- Kategori
- Doğal Hayat / Çevre
0.51gram Ekmek

sıfır İSRAF
Hızını arttıran traktörden patoza uzanan siyah kayışın dönmesi ile sanki uyuyan bir dev uyanır. Koca patoz, lastik tekerleri üzerinde sallanırken dişliler, çarklar, kayışlar arasından çıkan toz ve saman parçaları kilometrelerce uzaktan duyulabilen ve görülebilen harman yerini sarar.
Temmuz ayının sıcaklarında ekilen, biçilen, taşınan buğdayın en zorlu ara durağıdır harman zamanı. İlk buğday destesinin patozun ağzından içine girip samanın bir tarafa savrulması, buğday tanelerinin tıkır tıkır çuvala dökülürken avuca alınması ne büyük keyiftir. Buğday yığını bitinceye kadar açıkta kalan ağız, burun, kulak ve eller saman tozu, buğday tarlasının toprağı ile renk değiştirir. Bir yılın emeği ambara girmeyince rahat edemezsiniz.

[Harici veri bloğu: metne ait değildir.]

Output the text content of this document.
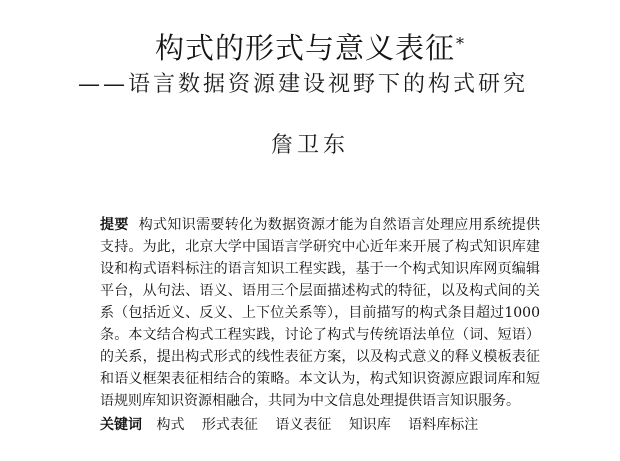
构式的形式与意义表征*
——语言数据资源建设视野下的构式研究
詹卫东
提要 构式知识需要转化为数据资源才能为自然语言处理应用系统提供
支持。为此，北京大学中国语言学研究中心近年来开展了构式知识库建
设和构式语料标注的语言知识工程实践，基于一个构式知识库网页编辑
平台，从句法、语义、语用三个层面描述构式的特征，以及构式间的关
系（包括近义、反义、上下位关系等），目前描写的构式条目超过1000
条。本文结合构式工程实践，讨论了构式与传统语法单位（词、短语）
的关系，提出构式形式的线性表征方案，以及构式意义的释义模板表征
和语义框架表征相结合的策略。本文认为，构式知识资源应跟词库和短
语规则库知识资源相融合，共同为中文信息处理提供语言知识服务。
关键词 构式 形式表征 语义表征 知识库 语料库标注
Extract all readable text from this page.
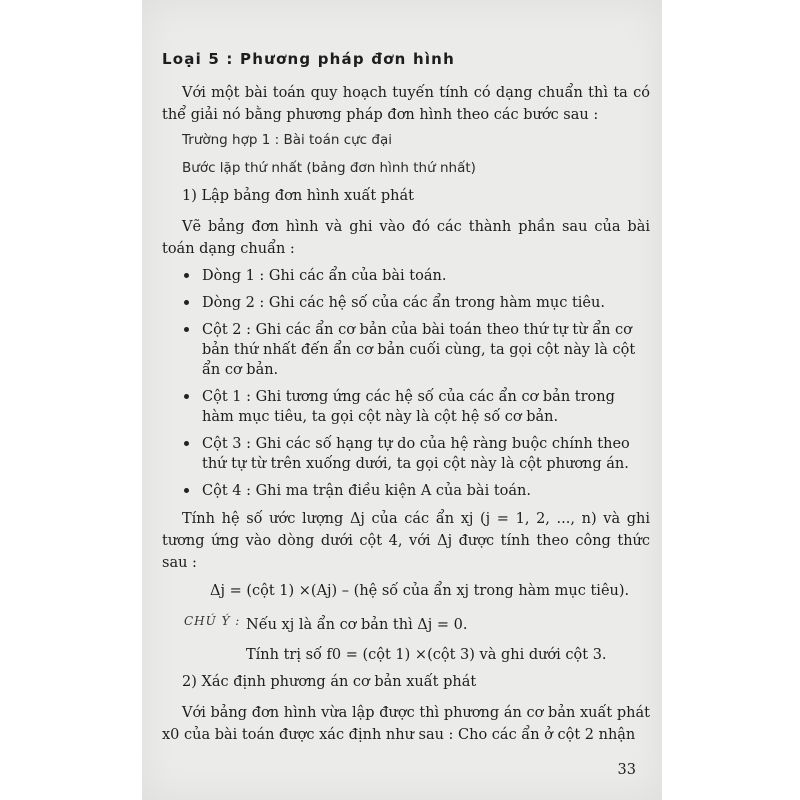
Loại 5 : Phương pháp đơn hình

Với một bài toán quy hoạch tuyến tính có dạng chuẩn thì ta có thể giải nó bằng phương pháp đơn hình theo các bước sau :

Trường hợp 1 : Bài toán cực đại
Bước lặp thứ nhất (bảng đơn hình thứ nhất)
1) Lập bảng đơn hình xuất phát

Vẽ bảng đơn hình và ghi vào đó các thành phần sau của bài toán dạng chuẩn :

Dòng 1 : Ghi các ẩn của bài toán.
Dòng 2 : Ghi các hệ số của các ẩn trong hàm mục tiêu.
Cột 2 : Ghi các ẩn cơ bản của bài toán theo thứ tự từ ẩn cơ bản thứ nhất đến ẩn cơ bản cuối cùng, ta gọi cột này là cột ẩn cơ bản.
Cột 1 : Ghi tương ứng các hệ số của các ẩn cơ bản trong hàm mục tiêu, ta gọi cột này là cột hệ số cơ bản.
Cột 3 : Ghi các số hạng tự do của hệ ràng buộc chính theo thứ tự từ trên xuống dưới, ta gọi cột này là cột phương án.
Cột 4 : Ghi ma trận điều kiện A của bài toán.

Tính hệ số ước lượng Δj của các ẩn xj (j = 1, 2, ..., n) và ghi tương ứng vào dòng dưới cột 4, với Δj được tính theo công thức sau :

Δj = (cột 1) ×(Aj) – (hệ số của ẩn xj trong hàm mục tiêu).
CHÚ Ý : Nếu xj là ẩn cơ bản thì Δj = 0.
Tính trị số f0 = (cột 1) ×(cột 3) và ghi dưới cột 3.
2) Xác định phương án cơ bản xuất phát

Với bảng đơn hình vừa lập được thì phương án cơ bản xuất phát x0 của bài toán được xác định như sau : Cho các ẩn ở cột 2 nhận

33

TMO’nin Ekmek İsrafını Önleme Kampanyası başlattığından bu yana “buğday ve ekmek” üzerine literatürü tarıyorum.
Neden kalorileri birbirine yakın olmasına rağmen mısır, pirinç içerisinde buğday en önemlisi idi? Neden diğer hububatların tanrısı yoktu? Neden açlık denince akla buğday geliyordu?Ekmek ilk nerede ve nasıl yapılmıştı? Nüfus ve gıda arasındaki ilişki ne idi? Buğday nasıl un haline geldi? İlk ekmek mayasını kim buldu? İlk fırını kim buldu? Mısırlılar neden ölüleri ile ekmeği birlikte gömüyorlardı? İlk değirmen ne zaman yapıldı? Ekmek, neden karne ile satıldı? Ekmek ununa ilk kimyasallar ne zaman katıldı? Neden beyaz ekmeği zenginler yerken, kara ekmek denen iyi işlenmemiş ham undan yapılan ekmeği de fakirler yemek zorunda kaldı? Ekmeği para yerine ilk kim kullandı? İlk beyaz ekmek ne zaman yapıldı? Ekmek üretimi sanayi haline ne zaman geldi? Ekmek neden alın teri simgesidir? Neden ekmek, içeriği, şekil ve tekniği değişikliğe uğrasa da, dünyanın her yerinde bilinmekte, üretilmekte ve tüketilmektedir?
Neden tam buğday unundan yapılan ekmeğin vitamin ve mineral içeriği, beyaz undan yapılan ekmeğe göre daha yüksektir?
Neden Türkiye'de ABD ve AB'ye (40-50 kg./yıl) kıyasla kişi başına 3-4 kat daha fazla ekmek tüketiliyor?
Neden kültür ve inancı ekmeği kutsal, mübarek bir emanet, nimet; alın terinin, paylaşmanın, bereketin sembolü sayan Anadolu insanı günde bin 500 ton, yılda 550 bin ton ekmek (ekonomik değerinin yıllık 1,5 milyar lira) israf ediyor?
Ekmek sadece un değildir. Tohum, gübre, mazot, odun, su, elektrik, maya, nakliye, ambalaj ve emektir. Sadece su için yapılan bir araştırmaya göre; 1 kilo ekmek için 1.6 litre su kullanılıyor. İsraf edilen 6 milyon ekmek için 880 milyar litre su da boşa harcanmış oluyor.
Dünyada yaşanan ekonomik krizlerin, açlıkların, yoksullukların, göçlerin, bebek ölümlerinin, çöküşlerin, adaletsizlilerin, savaş ve çatışmaların altında; bu hırs, tamah, açgözlülük, savurganlık ve israf vardır.
İyi beslenebilirsek, zenginleşmeye gerek kalmayacak. Milletçe bir öz eleştiri yapmak durumundayız, ekmeği alırken, ekmeği bölerken, ekmeği sofrada, masada öylece bırakırken artık bir değil, bin defa düşünmek zorundayız.
Zira, refahla yoksulluk arasında sadece - tanesi sadece 0.51 gram olan - buğdayın yetiştiği 30cm. toprak vardır.
İleri bir demokrasi, Büyük bir ekonomi, Güçlü bir toplum, Yaşanabilir bir çevre, Lider bir ülke için: her doğal kaynak için “Sıfır İsraf” politikalarını hayata geçirmeliyiz.